El piso era más amplio de lo que Nerissa se esperaba y estaba muy ordenado. En ocasiones su casa también podía parecerse a uno de esos interiores que aparecían en las revistas que leía en la consulta del dentista, pero sólo después de que Lynette se hubiera pasado tres o cuatro horas allí y luego no duraba así mucho tiempo. A través de la puerta abierta del comedor vio una mesa puesta con mucho esmero, con ocho cubiertos, pero también con flores y velas. Ninguno de sus novios había recibido nunca a nadie en su casa de esta manera. Todos ellos habían sido personas acomodadas, algunos muy ricos, pero cuando Nerissa los había acompañado a sus casas o pisos, éstos habían estado igual de desordenados que el suyo y, aunque abundaban la bebida, los cigarrillos y otras sustancias para alterar la consciencia, nunca había visto una mesa puesta o ni siquiera comida en una bandeja. Sin embargo, recordó con tristeza que Darel no era su novio y que no era probable que lo fuera.

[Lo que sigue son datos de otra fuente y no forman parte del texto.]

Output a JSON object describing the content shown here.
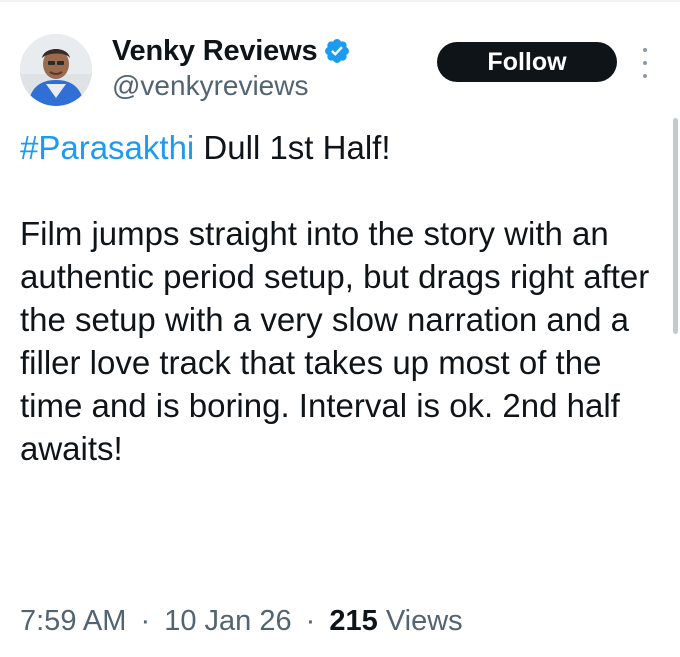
{
  "user": {
    "display_name": "Venky Reviews",
    "handle": "@venkyreviews",
    "verified": true,
    "verified_color": "#1d9bf0"
  },
  "actions": {
    "follow_label": "Follow"
  },
  "tweet": {
    "hashtag": "#Parasakthi",
    "headline_rest": " Dull 1st Half!",
    "body": "Film jumps straight into the story with an authentic period setup, but drags right after the setup with a very slow narration and a filler love track that takes up most of the time and is boring. Interval is ok. 2nd half awaits!"
  },
  "meta": {
    "time": "7:59 AM",
    "date": "10 Jan 26",
    "separator": "·",
    "views_count": "215",
    "views_label": "Views"
  },
  "colors": {
    "text": "#0f1419",
    "muted": "#536471",
    "accent": "#1d9bf0",
    "button_bg": "#0f1419"
  },
  "icons": {
    "verified": "verified-badge-icon",
    "more": "more-vertical-icon"
  }
}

Era un anfitrión muy cortés. Nerissa estaba acostumbrada a que los hombres la señalaran y se mostraran particularmente simpáticos con ella, lo cual siempre la había maravillado porque sabía que si hubiese sido fea y desconocida la mayoría de ellos no le habrían hecho ni caso. Y el hecho de que Darel tratara a Nerissa, a la madre de ésta, a la suya propia y a la esposa de Andrew exactamente de la misma manera, con atención y buenos modales, lejos de irritarla le hizo sentir que así era como deberían ser las cosas entre la gente en general. No obstante, sí se fijó en que, cuando Darel estaba en el otro extremo de la habitación, sirviendo las bebidas o echando un vistazo a la cena que por lo visto estaba cocinando él mismo, cruzaba la mirada con ella a menudo y siempre le sonreía. Además, al llegar, aunque él no le había hecho ningún cumplido, Nerissa fue consciente de que la mirada que le dirigió mientras le tomaba el abrigo era, inequívocamente, de admiración por su aspecto, su cabello recogido en alto y el vestido rojo y dorado de líneas elegantes que llevaba. Decidió que aquella noche se olvidaría de su estricta disciplina con respecto a la dieta y comería todo lo que le ofrecieran. Le haría justicia a las dotes culinarias de Darel.